Department of Corrections Secretary Jim McDonough says that Florida
will release 36,000 inmates this year and a third of them will be
back in the state's prisons within 36 months. The reason so many
reoffend, McDonough says, is that "they're not prepared to live a
life without crime."

Finding ways of helping them change that pattern was the job of a
task force appointed by Gov. Jeb Bush that just submitted its final
report and recommendations. Most of the task force's findings and
suggestions are obvious - providing inmates with educational
opportunities because most enter prison with about a 6th-grade
reading level; and offering vocational training and substance abuse
treatment because more than half of all inmates enter the system with
an addiction problem. But Florida does woefully little to help
ex-offenders succeed in a crime- free life after prison. And we reap
what we sow, with whopping prison costs, higher crime rates and fewer
productive citizens.

At the front end, a small investment will be required. But as Florida
TaxWatch has found, for every dollar spent on inmate programs, $1.66
is returned in the first year and $3.20 in the second. We can't
afford not to do it.

Oddly, one of the most specific and strongly urged recommendations
was to triple the number of faith-based prisons in Florida within the
next two years, even though the task force acknowledges there is no
evidence those programs lower recidivism.

Florida's experiment with faith-based prisons is one of Bush's pet
projects. The three current facilities raise significant church-state
separation issues as well as balkanize prison populations by
religion. These programs have lower disciplinary problems, but that
is largely because only inmates with clean disciplinary records qualify.

It doesn't make any sense to spend money and time expanding a program
that is constitutionally suspect and fails to do much to prepare
prisoners for reintegration. As McDonough points out, the primary
tools for reducing recidivism are improving literacy - which he says
reduces the likelihood of reoffending by 6 percent for every
grade-level increase - vocational training and substance abuse
treatment. Faith-based programs are well down the list.

Another blatant oversight by the task force was that it put off
dealing with the automatic restoration of civil rights for ex-felons.
Without those rights restored, ex-felons are barred from seeking a
variety of employment and occupational licensing opportunities. The
task force recommended disconnecting civil rights restoration and
employment opportunities. But it makes just as much sense to do as
Gov. -elect Charlie Crist has suggested and provide some kind of
automatic restoration of civil rights to those who have served their time.

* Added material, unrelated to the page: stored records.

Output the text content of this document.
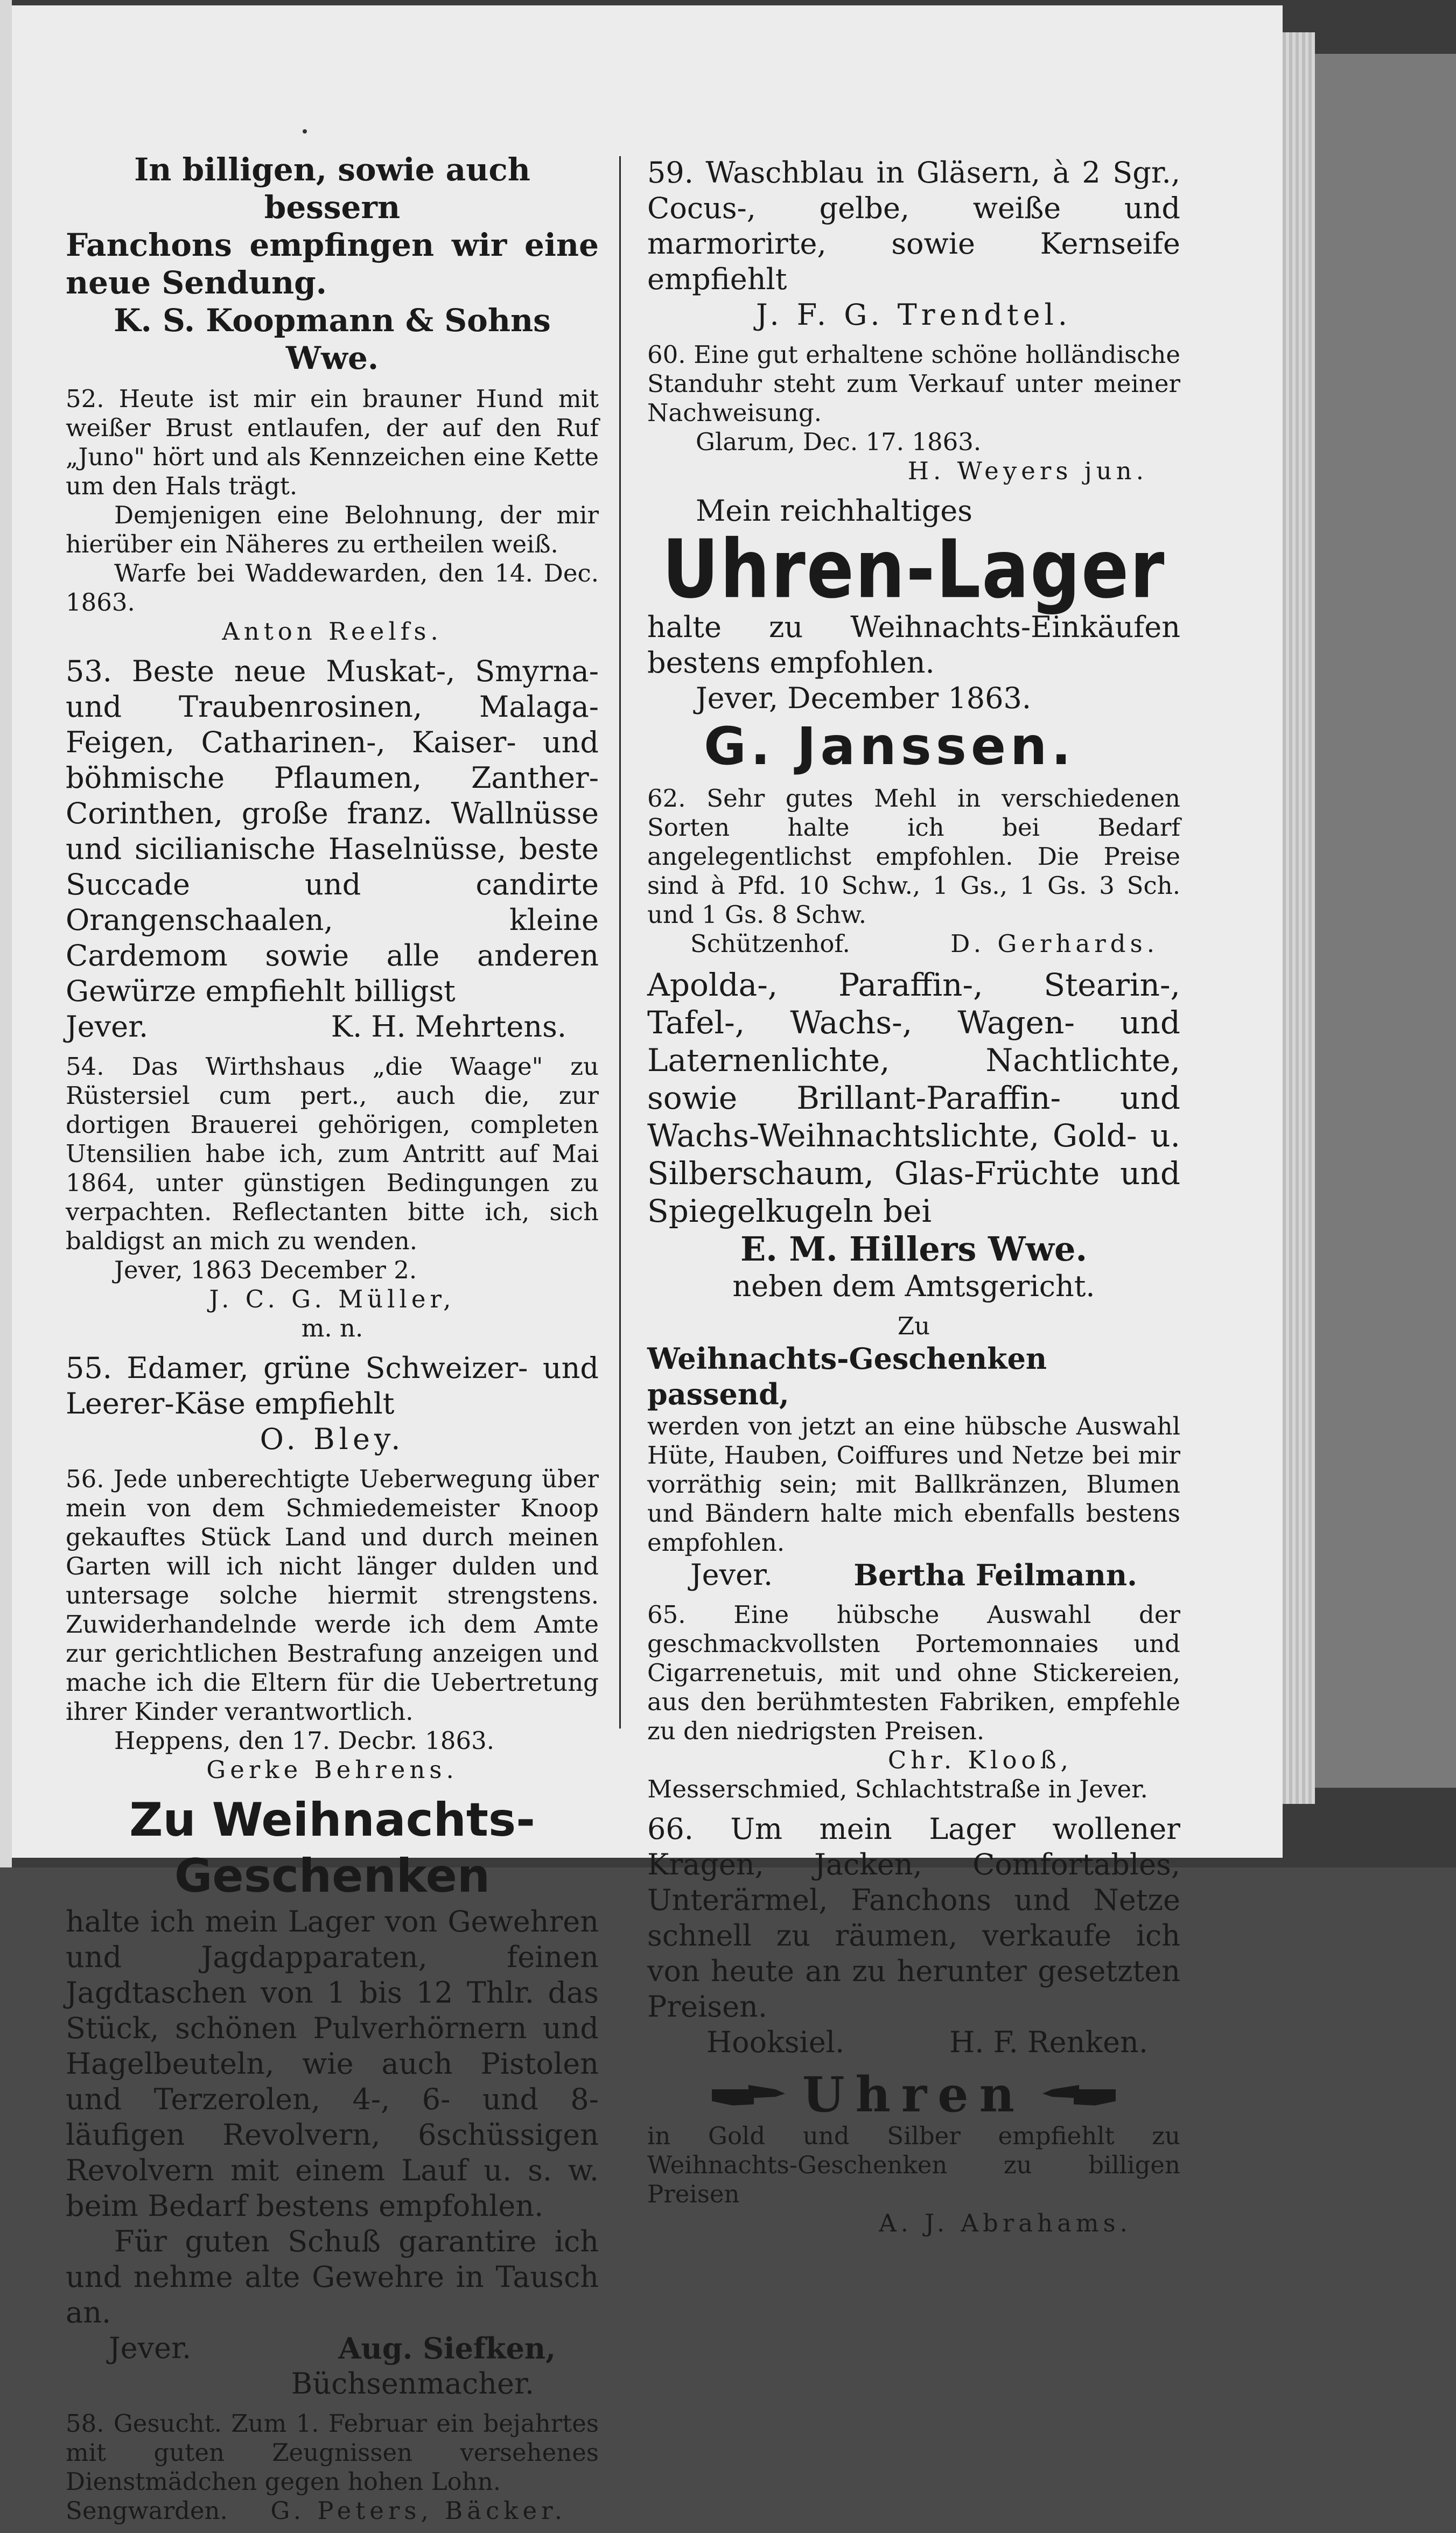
In billigen, sowie auch bessern
Fanchons empfingen wir eine neue Sendung.
K. S. Koopmann & Sohns Wwe.
52. Heute ist mir ein brauner Hund mit weißer Brust entlaufen, der auf den Ruf „Juno" hört und als Kennzeichen eine Kette um den Hals trägt.
Demjenigen eine Belohnung, der mir hierüber ein Näheres zu ertheilen weiß.
Warfe bei Waddewarden, den 14. Dec. 1863.
Anton Reelfs.
53. Beste neue Muskat-, Smyrna- und Traubenrosinen, Malaga-Feigen, Catharinen-, Kaiser- und böhmische Pflaumen, Zanther-Corinthen, große franz. Wallnüsse und sicilianische Haselnüsse, beste Succade und candirte Orangenschaalen, kleine Cardemom sowie alle anderen Gewürze empfiehlt billigst
Jever.	K. H. Mehrtens.
54. Das Wirthshaus „die Waage" zu Rüstersiel cum pert., auch die, zur dortigen Brauerei gehörigen, completen Utensilien habe ich, zum Antritt auf Mai 1864, unter günstigen Bedingungen zu verpachten. Reflectanten bitte ich, sich baldigst an mich zu wenden.
Jever, 1863 December 2.
J. C. G. Müller,
m. n.
55. Edamer, grüne Schweizer- und Leerer-Käse empfiehlt
O. Bley.
56. Jede unberechtigte Ueberwegung über mein von dem Schmiedemeister Knoop gekauftes Stück Land und durch meinen Garten will ich nicht länger dulden und untersage solche hiermit strengstens. Zuwiderhandelnde werde ich dem Amte zur gerichtlichen Bestrafung anzeigen und mache ich die Eltern für die Uebertretung ihrer Kinder verantwortlich.
Heppens, den 17. Decbr. 1863.
Gerke Behrens.
Zu Weihnachts-Geschenken
halte ich mein Lager von Gewehren und Jagdapparaten, feinen Jagdtaschen von 1 bis 12 Thlr. das Stück, schönen Pulverhörnern und Hagelbeuteln, wie auch Pistolen und Terzerolen, 4-, 6- und 8-läufigen Revolvern, 6schüssigen Revolvern mit einem Lauf u. s. w. beim Bedarf bestens empfohlen.
Für guten Schuß garantire ich und nehme alte Gewehre in Tausch an.
Jever.	Aug. Siefken,
Büchsenmacher.
58. Gesucht. Zum 1. Februar ein bejahrtes mit guten Zeugnissen versehenes Dienstmädchen gegen hohen Lohn.
Sengwarden. G. Peters, Bäcker.
59. Waschblau in Gläsern, à 2 Sgr., Cocus-, gelbe, weiße und marmorirte, sowie Kernseife empfiehlt
J. F. G. Trendtel.
60. Eine gut erhaltene schöne holländische Standuhr steht zum Verkauf unter meiner Nachweisung.
Glarum, Dec. 17. 1863.
H. Weyers jun.
Mein reichhaltiges
Uhren-Lager
halte zu Weihnachts-Einkäufen bestens empfohlen.
Jever, December 1863.
G. Janssen.
62. Sehr gutes Mehl in verschiedenen Sorten halte ich bei Bedarf angelegentlichst empfohlen. Die Preise sind à Pfd. 10 Schw., 1 Gs., 1 Gs. 3 Sch. und 1 Gs. 8 Schw.
Schützenhof.	D. Gerhards.
Apolda-, Paraffin-, Stearin-, Tafel-, Wachs-, Wagen- und Laternenlichte, Nachtlichte, sowie Brillant-Paraffin- und Wachs-Weihnachtslichte, Gold- u. Silberschaum, Glas-Früchte und Spiegelkugeln bei
E. M. Hillers Wwe.
neben dem Amtsgericht.
Zu
Weihnachts-Geschenken passend,
werden von jetzt an eine hübsche Auswahl Hüte, Hauben, Coiffures und Netze bei mir vorräthig sein; mit Ballkränzen, Blumen und Bändern halte mich ebenfalls bestens empfohlen.
Jever.	Bertha Feilmann.
65. Eine hübsche Auswahl der geschmackvollsten Portemonnaies und Cigarrenetuis, mit und ohne Stickereien, aus den berühmtesten Fabriken, empfehle zu den niedrigsten Preisen.
Chr. Klooß,
Messerschmied, Schlachtstraße in Jever.
66. Um mein Lager wollener Kragen, Jacken, Comfortables, Unterärmel, Fanchons und Netze schnell zu räumen, verkaufe ich von heute an zu herunter gesetzten Preisen.
Hooksiel.	H. F. Renken.
Uhren
in Gold und Silber empfiehlt zu Weihnachts-Geschenken zu billigen Preisen
A. J. Abrahams.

Beyond these few obvious missteps, the task force's recommendations
are a series of solid ideas that would give ex-offenders a far better
chance at a success. McDonough says it wouldn't cost much more than
an additional $6-million to increase reading levels and provide
substance abuse treatment to Florida's inmates, and the state would
see a return of up to sixfold in money saved and crimes averted. That
is a small price to pay for such a significant return on investment.